Boehly packt aus: chelsea kaufte cucurella blind nach city-interesse

Was ist 65 Millionen Euro wert, wenn der Klubchef zugibt, keinen blassen Schimmer vom Fußball zu haben? Bei Chelsea genau 148 Spiele und 21 Torbeteiligungen von Marc Cucurella – nicht mehr, aber auch nicht weniger.

Todd Boehly, Mitbesitzer der Blues, lieferte auf der iConnections-Konferenz den Gipfel der Transparenz: „Ich saß den Sommer über als Interims-Sportdirektor fest und hatte keine Ahnung, was einen guten Fußballspieler ausmacht.“ Die Begründung für den teuersten Linksverteidiger der Vereinsgeschichte? „Wenn ManCity ihn will, will ich ihn auch.“ Fertig war die Logik eines Milliarden-Deals.

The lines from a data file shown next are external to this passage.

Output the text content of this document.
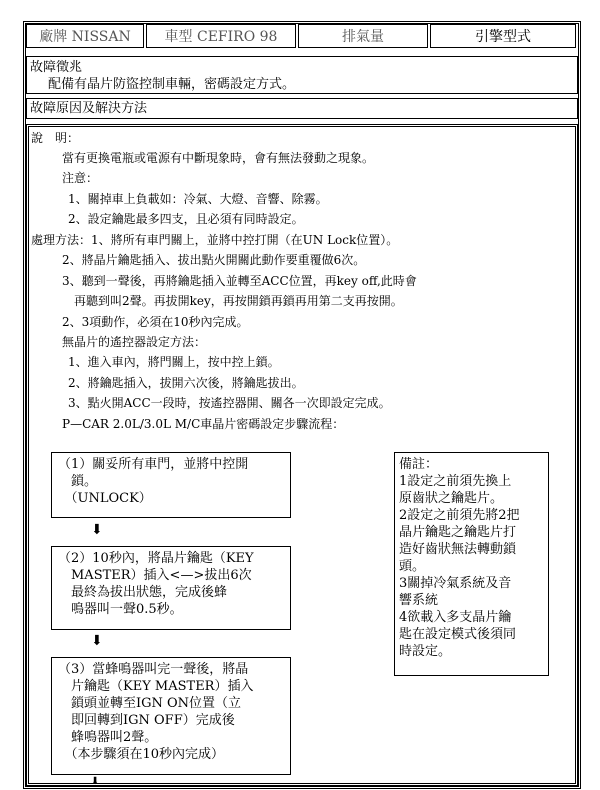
廠牌 NISSAN	車型 CEFIRO 98	排氣量	引擎型式
故障徵兆
配備有晶片防盜控制車輛，密碼設定方式。
故障原因及解決方法
說　明：
當有更換電瓶或電源有中斷現象時，會有無法發動之現象。
注意：
1、關掉車上負載如：冷氣、大燈、音響、除霧。
2、設定鑰匙最多四支，且必須有同時設定。
處理方法：1、將所有車門關上，並將中控打開（在UN Lock位置）。
2、將晶片鑰匙插入、拔出點火開關此動作要重覆做6次。
3、聽到一聲後，再將鑰匙插入並轉至ACC位置，再key off,此時會
再聽到叫2聲。再拔開key，再按開鎖再鎖再用第二支再按開。
2、3項動作，必須在10秒內完成。
無晶片的遙控器設定方法：
1、進入車內，將門關上，按中控上鎖。
2、將鑰匙插入，拔開六次後，將鑰匙拔出。
3、點火開ACC一段時，按遙控器開、關各一次即設定完成。
P—CAR 2.0L/3.0L M/C車晶片密碼設定步驟流程：
（1）關妥所有車門，並將中控開
　鎖。
　（UNLOCK）
⬇
（2）10秒內，將晶片鑰匙（KEY
　MASTER）插入<—>拔出6次
　最終為拔出狀態，完成後蜂
　鳴器叫一聲0.5秒。
⬇
（3）當蜂鳴器叫完一聲後，將晶
　片鑰匙（KEY MASTER）插入
　鎖頭並轉至IGN ON位置（立
　即回轉到IGN OFF）完成後
　蜂鳴器叫2聲。
　（本步驟須在10秒內完成）
⬇
備註：
1設定之前須先換上
原齒狀之鑰匙片。
2設定之前須先將2把
晶片鑰匙之鑰匙片打
造好齒狀無法轉動鎖
頭。
3關掉冷氣系統及音
響系統
4欲載入多支晶片鑰
匙在設定模式後須同
時設定。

Ein blick auf die zahlen hinter dem impulskauf

Die Ablöse von 65 Millionen Euro war damals der dritthöchste Einkauf der neuen Boehly-Ära, direkt nach Wesley Fofana und Enzo Fernández. Cucurella kam als Europameister der U-21, aber mit lediglich zwei Saisons Premier-League-Erfahrung. Die erwartete Offensivpower blieb aus: In 77 Ligaspielen steuerte der Spanier nur fünf Torvorlagen bei. Dennoch: Seine Laufdistanz pro Spiel (11,2 km) und die Zweikampfquote (56 %) sichern ihm Stammplätze unter verschiedenen Trainern.

Der Klub zahlte nicht nur die Summe an Brighton, sondern auch eine Beratergebühr von rund fünf Millionen Euro sowie eine Gehaltsstruktur, die Cucurella bis 2028 auf 180 000 Pfund pro Woche bringt. Rechnet man alle Kosten zusammen, kostet jedes seiner 148 Einsätze bisher etwa 470 000 Euro – ohne Inflation.

War der zufallstreffer ein modell für die zukunft?

War der zufallstreffer ein modell für die zukunft?

Chelsea hat seit 2022 über 1,2 Milliarden Euro in neue Spieler gesteckt, die Mehrheit davon unter Boehly. Die Transferstrategie basierte lange auf denselben Prinzipien: Jung, verkaufbar, von Konkurrenten umworben. Beispiel: Mykhailo Mudryk, 22 Jahre alt, Arsenal war interessiert, Chelsea zahlte 70 Millionen plus 30 Millionen Boni – bislang sieben Torbeteiligungen in 48 Pflichtspielen. Die Quote liegt damit noch unter Cucurellas.

Mittlerweile hat der Klub ein echtes Daten-Department aufgebaut: 35 Analysten arbeiten mit KI-Modellen, die Bewegungsmuster auswerten und Verletzungsrisiken berechnen. Die Cucurella-Ära der Bauchentscheidungen ist offiziell vorbei. Ob das reicht, um aus der Vielzahl an Talenten auch Ertrag zu ziehen, wird sich in den nächsten zwei Transferfenstern zeigen.

Für den Spieler selbst bleibt die Bilanz dennoch positiv: Er gewann 2023 mit Spanien die Nations League, stand im Champions-League-Viertelfinale und ist heute Kapitänsvertreter. Die Karriere profitierte von Boehlys damals rücksichtsloser Neugier – ein Luxus, den sich moderne Klubs künftig nicht mehr leisten können.

Chelsea-Fans mögen über die Herkunft der Idee spotten, doch die Tabelle lügt nicht: Mit Cucurella auf Linksverteidiger kamen die Blues in der abgelaufenen Saison auf die drittbeste Defensive der Liga. Manchmal reicht das Gesetz der großen Zahl – und ein Blick auf den Erzrivalen.